Jain Monica, Fry Brian T, Hess Luke W, Anger Jennifer T, Gewertz Bruce L, Catchpole Ken
Department of Surgery, Cedars Sinai Medical Center, Los Angeles, California.
University of Michigan Medical School, Ann Arbor, Michigan.
J Surg Res. 2016 Oct;205(2):296-304. doi: 10.1016/j.jss.2016.06.092. Epub 2016 Jul 4.
Robotic surgery offers advantages over conventional operative approaches but may also be associated with higher costs and additional risks. Analyzing surgical flow disruptions (FDs), defined as "deviations from the natural progression of an operation," can help target training techniques and identify opportunities for improvement.
Thirty-two robotic surgery operations were observed over a 6-wk period at one 900-bed surgical center. FDs were recorded in detail and classified into one of 11 different categories. Procedure type, robot model, and resident involvement were also recorded. Linear regression analyses were used to evaluate the effects of these parameters on FDs and operative duration.

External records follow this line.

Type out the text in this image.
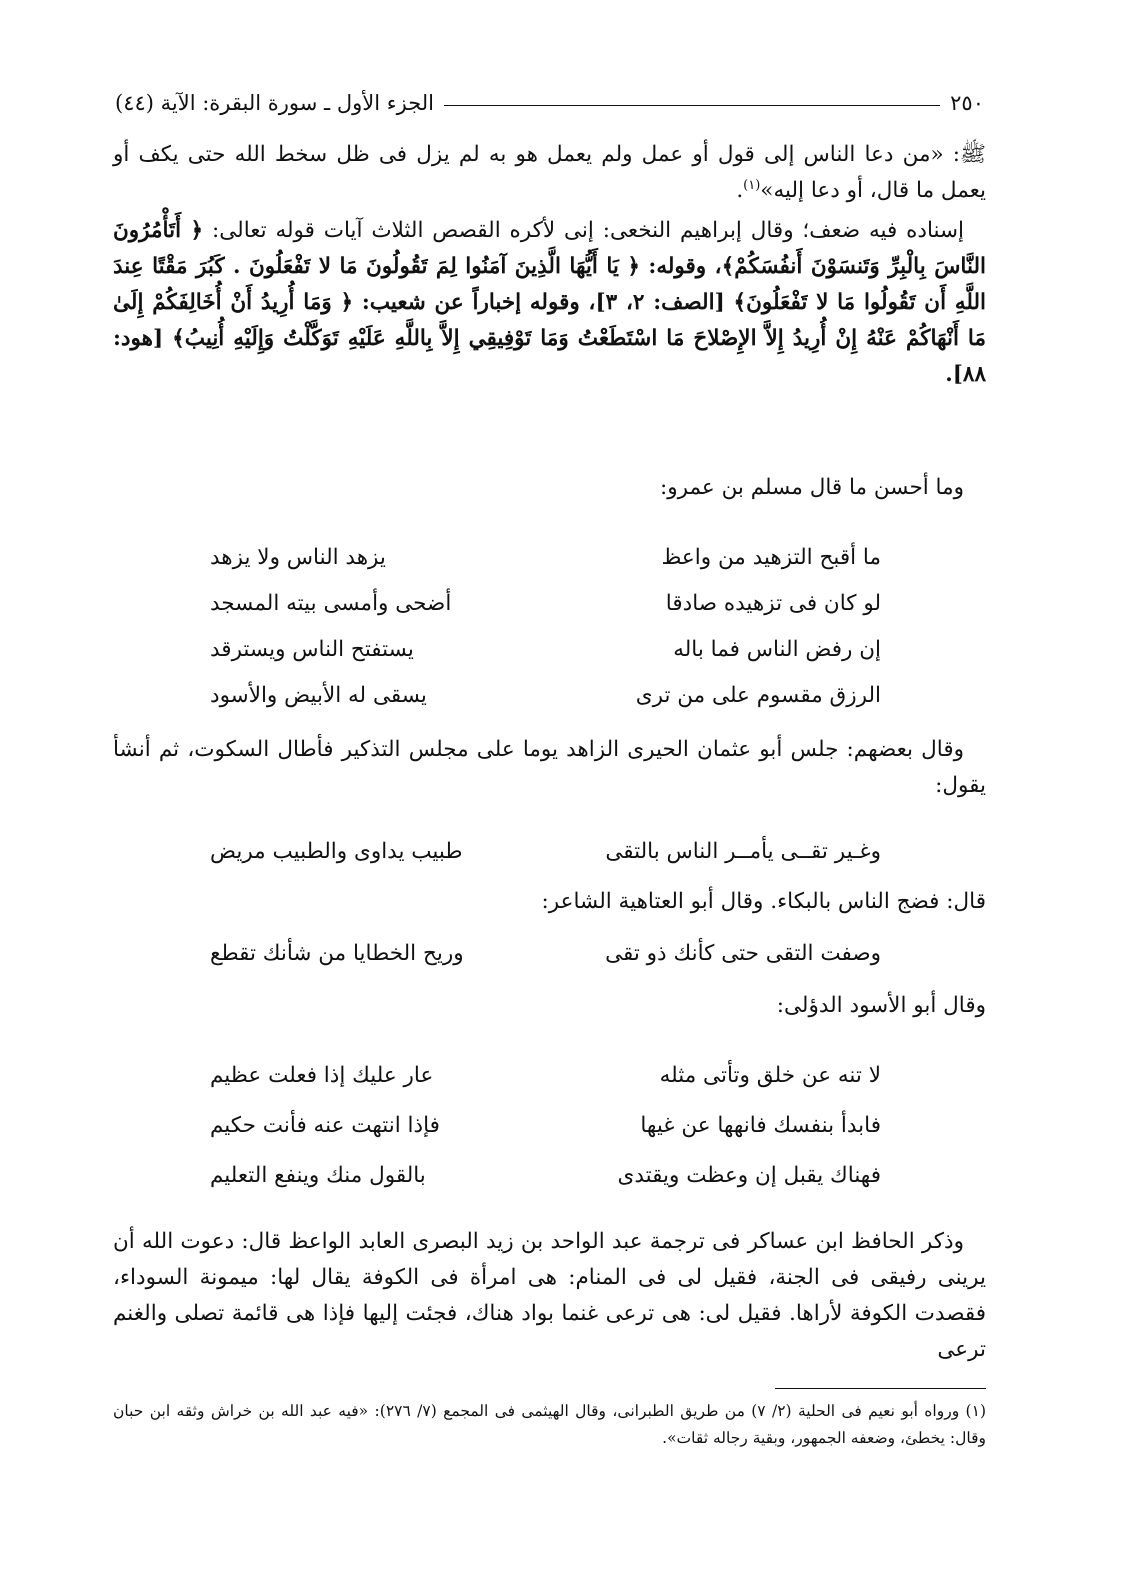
الجزء الأول ـ سورة البقرة: الآية (٤٤)	٢٥٠
ﷺ: «من دعا الناس إلى قول أو عمل ولم يعمل هو به لم يزل فى ظل سخط الله حتى يكف أو يعمل ما قال، أو دعا إليه»$^{(١)}$.
إسناده فيه ضعف؛ وقال إبراهيم النخعى: إنى لأكره القصص الثلاث آيات قوله تعالى: ﴿ أَتَأْمُرُونَ النَّاسَ بِالْبِرِّ وَتَنسَوْنَ أَنفُسَكُمْ﴾، وقوله: ﴿ يَا أَيُّهَا الَّذِينَ آمَنُوا لِمَ تَقُولُونَ مَا لا تَفْعَلُونَ . كَبُرَ مَقْتًا عِندَ اللَّهِ أَن تَقُولُوا مَا لا تَفْعَلُونَ﴾ [الصف: ٢، ٣]، وقوله إخباراً عن شعيب: ﴿ وَمَا أُرِيدُ أَنْ أُخَالِفَكُمْ إِلَىٰ مَا أَنْهَاكُمْ عَنْهُ إِنْ أُرِيدُ إِلاَّ الإِصْلاحَ مَا اسْتَطَعْتُ وَمَا تَوْفِيقِي إِلاَّ بِاللَّهِ عَلَيْهِ تَوَكَّلْتُ وَإِلَيْهِ أُنِيبُ﴾ [هود: ٨٨].
وما أحسن ما قال مسلم بن عمرو:
ما أقبح التزهيد من واعظ
يزهد الناس ولا يزهد
لو كان فى تزهيده صادقا
أضحى وأمسى بيته المسجد
إن رفض الناس فما باله
يستفتح الناس ويسترقد
الرزق مقسوم على من ترى
يسقى له الأبيض والأسود
وقال بعضهم: جلس أبو عثمان الحيرى الزاهد يوما على مجلس التذكير فأطال السكوت، ثم أنشأ يقول:
وغـير تقــى يأمــر الناس بالتقى
طبيب يداوى والطبيب مريض
قال: فضج الناس بالبكاء. وقال أبو العتاهية الشاعر:
وصفت التقى حتى كأنك ذو تقى
وريح الخطايا من شأنك تقطع
وقال أبو الأسود الدؤلى:
لا تنه عن خلق وتأتى مثله
عار عليك إذا فعلت عظيم
فابدأ بنفسك فانهها عن غيها
فإذا انتهت عنه فأنت حكيم
فهناك يقبل إن وعظت ويقتدى
بالقول منك وينفع التعليم
وذكر الحافظ ابن عساكر فى ترجمة عبد الواحد بن زيد البصرى العابد الواعظ قال: دعوت الله أن يرينى رفيقى فى الجنة، فقيل لى فى المنام: هى امرأة فى الكوفة يقال لها: ميمونة السوداء، فقصدت الكوفة لأراها. فقيل لى: هى ترعى غنما بواد هناك، فجئت إليها فإذا هى قائمة تصلى والغنم ترعى
(١) ورواه أبو نعيم فى الحلية (٢/ ٧) من طريق الطبرانى، وقال الهيثمى فى المجمع (٧/ ٢٧٦): «فيه عبد الله بن خراش وثقه ابن حبان وقال: يخطئ، وضعفه الجمهور، وبقية رجاله ثقات».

Twenty-one prostatectomies, eight sacrocolpopexies, and three nephrectomies were observed. The mean number of FDs was 48.2 (95% confidence interval [CI] 38.6-54.8 FDs), and mean operative duration was 163 min (95% CI 148-179 min). Each FD added 2.4 min (P = 0.025) to a case's total operative duration. The number and rate of FDs were significantly affected by resident involvement (P = 0.008 and P = 0.006, respectively). Resident cases demonstrated mostly training, equipment, and robot switch FDs, whereas nonresident cases demonstrated mostly equipment, instrument changes, and external factor FDs.

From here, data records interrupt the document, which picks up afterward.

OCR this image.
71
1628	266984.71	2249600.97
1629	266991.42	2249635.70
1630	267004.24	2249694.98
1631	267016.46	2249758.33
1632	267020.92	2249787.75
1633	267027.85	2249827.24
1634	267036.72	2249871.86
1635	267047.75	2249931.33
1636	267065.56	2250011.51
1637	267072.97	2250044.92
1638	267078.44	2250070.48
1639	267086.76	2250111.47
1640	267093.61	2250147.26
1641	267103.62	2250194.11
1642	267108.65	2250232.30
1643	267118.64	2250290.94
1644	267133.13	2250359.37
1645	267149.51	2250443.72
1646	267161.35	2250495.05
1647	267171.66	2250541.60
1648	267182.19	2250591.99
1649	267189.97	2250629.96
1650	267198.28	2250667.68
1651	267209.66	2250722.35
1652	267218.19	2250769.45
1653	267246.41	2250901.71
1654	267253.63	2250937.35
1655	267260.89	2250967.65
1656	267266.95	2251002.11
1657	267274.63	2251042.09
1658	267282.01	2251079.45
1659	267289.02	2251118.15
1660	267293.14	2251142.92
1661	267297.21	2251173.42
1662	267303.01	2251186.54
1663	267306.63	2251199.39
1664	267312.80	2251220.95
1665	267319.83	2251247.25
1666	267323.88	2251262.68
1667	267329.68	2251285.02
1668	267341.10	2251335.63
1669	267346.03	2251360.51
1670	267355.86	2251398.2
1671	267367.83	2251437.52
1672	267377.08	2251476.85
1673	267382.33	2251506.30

Although the FDs encountered in resident training are more frequent, they may not significantly increase operative duration. Other FDs, such as equipment or external factors, may be more impactful. Limiting these specific FDs should be the focus of performance improvement efforts.
机器人手术比传统手术方法具有优势,但也可能伴随着更高的成本和额外风险。分析手术流程中断(FDs),即定义为“手术自然进程的偏差”,有助于确定培训技术的目标并识别改进机会。
在一家拥有900张床位的外科中心,在6周时间内观察了32例机器人手术操作。详细记录了FDs,并将其分为11种不同类别之一。还记录了手术类型、机器人型号和住院医师参与情况。使用线性回归分析来评估这些参数对FDs和手术持续时间的影响。
观察了21例前列腺切除术、8例骶骨阴道固定术和3例肾切除术。FDs的平均数量为48.2(95%置信区间[CI] 38.6 - 54.8次FDs),平均手术持续时间为163分钟(95% CI 148 - 179分钟)。每次FD使病例的总手术持续时间增加2.4分钟(P = 0.025)。FDs的数量和发生率受住院医师参与情况的显著影响(分别为P = 0.008和P = 0.006)。住院医师参与的病例主要表现为培训、设备和机器人切换方面的FDs,而非住院医师参与的病例主要表现为设备、器械更换和外部因素方面的FDs。
尽管住院医师培训中遇到的FDs更频繁,但它们可能不会显著增加手术持续时间。其他FDs,如设备或外部因素,可能影响更大。限制这些特定的FDs应成为性能改进工作的重点。